Une vie digne d'être vécue

Je n'avais jamais l'habitude de demander à mes patients leurs croyances spirituelles, mais maintenant je le fais. Je pense que ma réticence est née d'un respect (peut-être malavisé) de la vie privée, ainsi que d'un léger malaise avec tout le sujet. Je me décrirais comme optimiste et plein d'espoir, mais pas un croyant dans le sens religieux. Mes significations sont plus laïques: je m'engage à améliorer la vie des patients et je me sens ancré par les connaissances scientifiques qui m'aident à les aider. Mais j'ai appris en écoutant les patients; ils m'ont appris que leur foi en Dieu ou en valeurs culturelles ou ethniques fortement ancrées leur a donné de la force, nourri leur espoir et parfois amélioré leur santé. Un patient malade est plus que sa maladie, et plus qu'un «corps». Lorsqu'un médecin élude la question de la spiritualité pour se concentrer uniquement sur des questions physiques, il omet un élément essentiel de la guérison.
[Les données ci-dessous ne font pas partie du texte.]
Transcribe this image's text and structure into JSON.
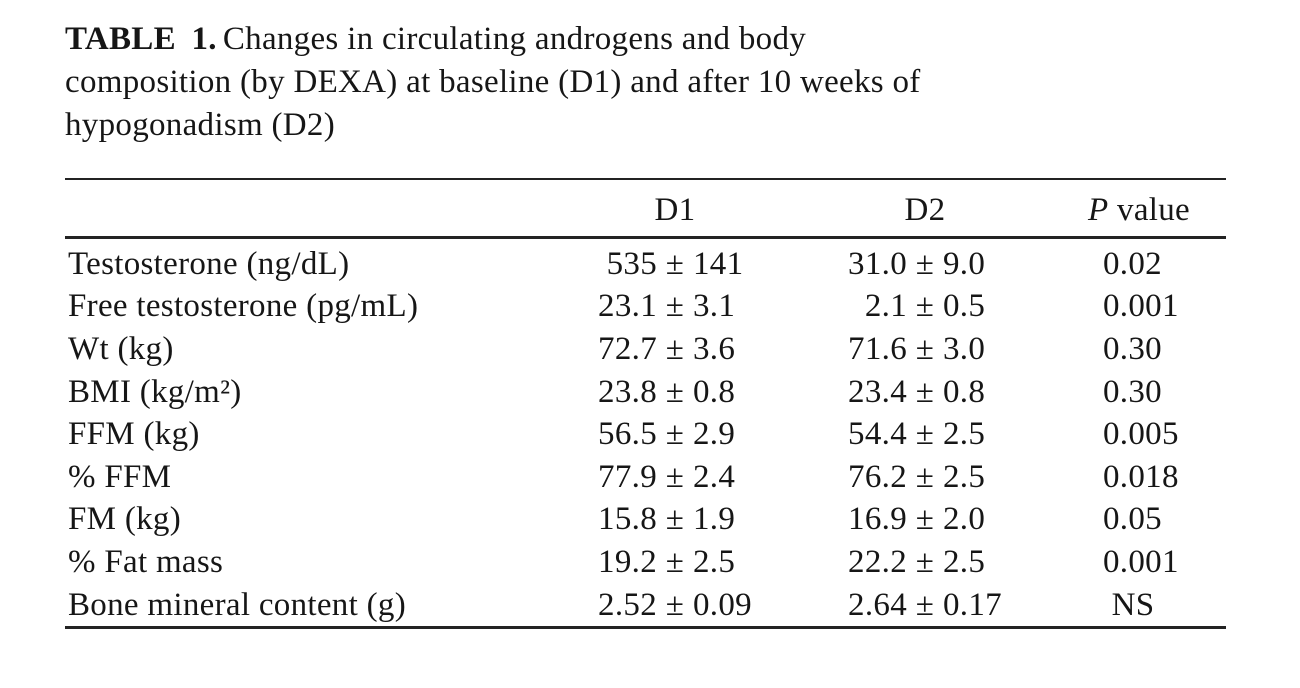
{
  "title": {
    "label": "TABLE 1.",
    "line1": "Changes in circulating androgens and body",
    "line2": "composition (by DEXA) at baseline (D1) and after 10 weeks of",
    "line3": "hypogonadism (D2)"
  },
  "table": {
    "pm": "±",
    "header": {
      "rowheader": "",
      "d1": "D1",
      "d2": "D2",
      "p_italic": "P",
      "p_rest": " value"
    },
    "rows": [
      {
        "label": "Testosterone (ng/dL)",
        "d1m": "535",
        "d1s": "141",
        "d2m": "31.0",
        "d2s": "9.0",
        "p": "0.02"
      },
      {
        "label": "Free testosterone (pg/mL)",
        "d1m": "23.1",
        "d1s": "3.1",
        "d2m": "2.1",
        "d2s": "0.5",
        "p": "0.001"
      },
      {
        "label": "Wt (kg)",
        "d1m": "72.7",
        "d1s": "3.6",
        "d2m": "71.6",
        "d2s": "3.0",
        "p": "0.30"
      },
      {
        "label": "BMI (kg/m²)",
        "d1m": "23.8",
        "d1s": "0.8",
        "d2m": "23.4",
        "d2s": "0.8",
        "p": "0.30"
      },
      {
        "label": "FFM (kg)",
        "d1m": "56.5",
        "d1s": "2.9",
        "d2m": "54.4",
        "d2s": "2.5",
        "p": "0.005"
      },
      {
        "label": "% FFM",
        "d1m": "77.9",
        "d1s": "2.4",
        "d2m": "76.2",
        "d2s": "2.5",
        "p": "0.018"
      },
      {
        "label": "FM (kg)",
        "d1m": "15.8",
        "d1s": "1.9",
        "d2m": "16.9",
        "d2s": "2.0",
        "p": "0.05"
      },
      {
        "label": "% Fat mass",
        "d1m": "19.2",
        "d1s": "2.5",
        "d2m": "22.2",
        "d2s": "2.5",
        "p": "0.001"
      },
      {
        "label": "Bone mineral content (g)",
        "d1m": "2.52",
        "d1s": "0.09",
        "d2m": "2.64",
        "d2s": "0.17",
        "p": "NS"
      }
    ]
  }
}
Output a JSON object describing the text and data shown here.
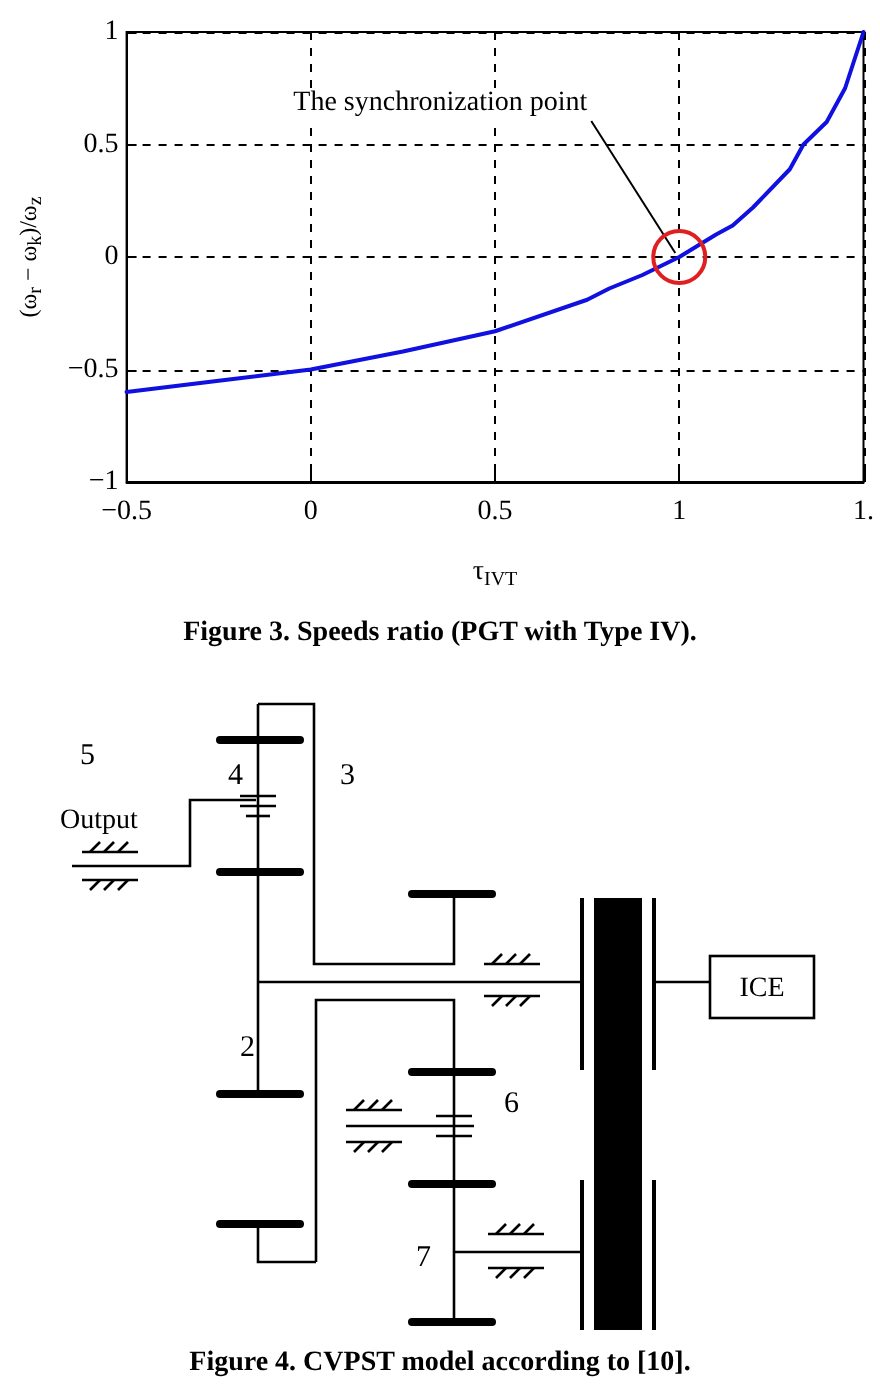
{
  "chart_data": {
    "type": "line",
    "xlabel": "τ$_{IVT}$",
    "ylabel": "(ω$_{r}$ − ω$_{k}$)/ω$_{z}$",
    "x": [
      -0.5,
      -0.25,
      0,
      0.25,
      0.5,
      0.75,
      0.81,
      0.9,
      1.0,
      1.1,
      1.145,
      1.2,
      1.3,
      1.337,
      1.4,
      1.45,
      1.5
    ],
    "series": [
      {
        "color": "#1010e0",
        "values": [
          -0.6,
          -0.55,
          -0.5,
          -0.42,
          -0.33,
          -0.19,
          -0.14,
          -0.08,
          0,
          0.1,
          0.14,
          0.22,
          0.39,
          0.5,
          0.6,
          0.75,
          1.0
        ]
      }
    ],
    "xlim": [
      -0.5,
      1.5
    ],
    "xticks": [
      -0.5,
      0,
      0.5,
      1,
      {
        "value": 1.5,
        "label": "1."
      }
    ],
    "ylim": [
      -1,
      1
    ],
    "yticks": [
      -1,
      -0.5,
      0,
      0.5,
      1
    ],
    "grid": true,
    "line_style": "solid",
    "marker": "none",
    "annotations": [
      {
        "text": "The synchronization point",
        "x": 1,
        "y": 0
      },
      "Figure 3. Speeds ratio (PGT with Type IV).",
      "Figure 4. CVPST model according to [10].",
      "Output",
      "ICE",
      "2",
      "3",
      "4",
      "5",
      "6",
      "7"
    ]
  }
}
Jasmine, une de mes patientes atteintes d'un syndrome néphrotique, une maladie rénale marquée par de nombreuses crises et pleine de spectre de déclin futur, m'a dit qu'elle parle à Dieu tous les jours. "Pour quoi priez-vous?" Demandai-je. Elle a dit: «Bons docteurs.» J'ai été impressionnée par son côté pratique – elle ne demandait pas de remèdes miracles, juste de bons médicaments. Ses conversations avec Dieu lui ont aussi donné la force de faire sa part dans la lutte contre sa maladie. La façon dont Jasmine l'a décrit, Dieu a préparé le terrain pour le travail de guérison qu'elle et moi avons fait ensemble.

Une autre patiente, Charlotte, m'a apporté une citation de Proverbes: «Oui, mes rênes se réjouiront lorsque tes lèvres parleront correctement.» Au-dessous de la citation, elle a ajouté une note: Reins – littéralement, reins; c'est-à-dire, siège de l'émotion. Elle a expliqué que les «rênes», telles qu'utilisées dans la Bible, se référaient aux reins mais plus généralement au pénis, la source du sentiment. J'étais sceptique. Le cœur ne serait-il pas le siège naturel des émotions? Mais elle a dit non, la Bible dit "rênes". Quand j'ai regardé dans le dictionnaire anglais Oxford, lo! J'ai trouvé des rênes définies comme des reins – un mot obsolète venant du latin avec la même racine, «ren», que rénale. Les sous-définitions incluaient «la région des reins; les reins "et" Dans ou après l'usage biblique, le siège des émotions ou des affections. "Peut-être que Charlotte était un peu trop spécifique, pénis au lieu de reins (d'autant plus qu'elle n'avait pas de pénis); mais j'ai compris ce qu'elle essayait de dire. Elle me disait que les reins – source de sa maladie, domaine de mon expertise – étaient extrêmement importants pour elle. Elle me disait qu'il y avait un lien entre son corps et ses émotions. Il y avait plus à ses reins que ses reins.

Beaucoup de gens lient systématiquement, parfois inconsciemment, leur corps à leur âme; J'ai eu des patients se référant à "hernies bibliques" et "résurrections intestinales." J'ai également eu des patients qui cherchaient le confort spirituel des religions orientales quand la médecine occidentale n'a pas réussi à apporter un remède. Un homme, un travailleur de l'acier avec un mélanome malin, avait été informé par le National Cancer Institute qu'il devrait rentrer à la maison pour mourir. Il a cherché un guérisseur coréen qui faisait de la moxabustion, un brûlage rituel de la peau avec un bâton de moxa, une plante médicinale. Malgré les brûlures, pour lesquelles il avait en fait besoin d'un traitement antiobiotique intraveineux, et malgré l'inévitable fatalité de sa mort, il m'a dit que la cérémonie lui avait donné un sens de paix et de sens alors que ses jours déclinaient.

Les patients ne veulent pas seulement la vie; ils veulent une vie digne d'être vécue.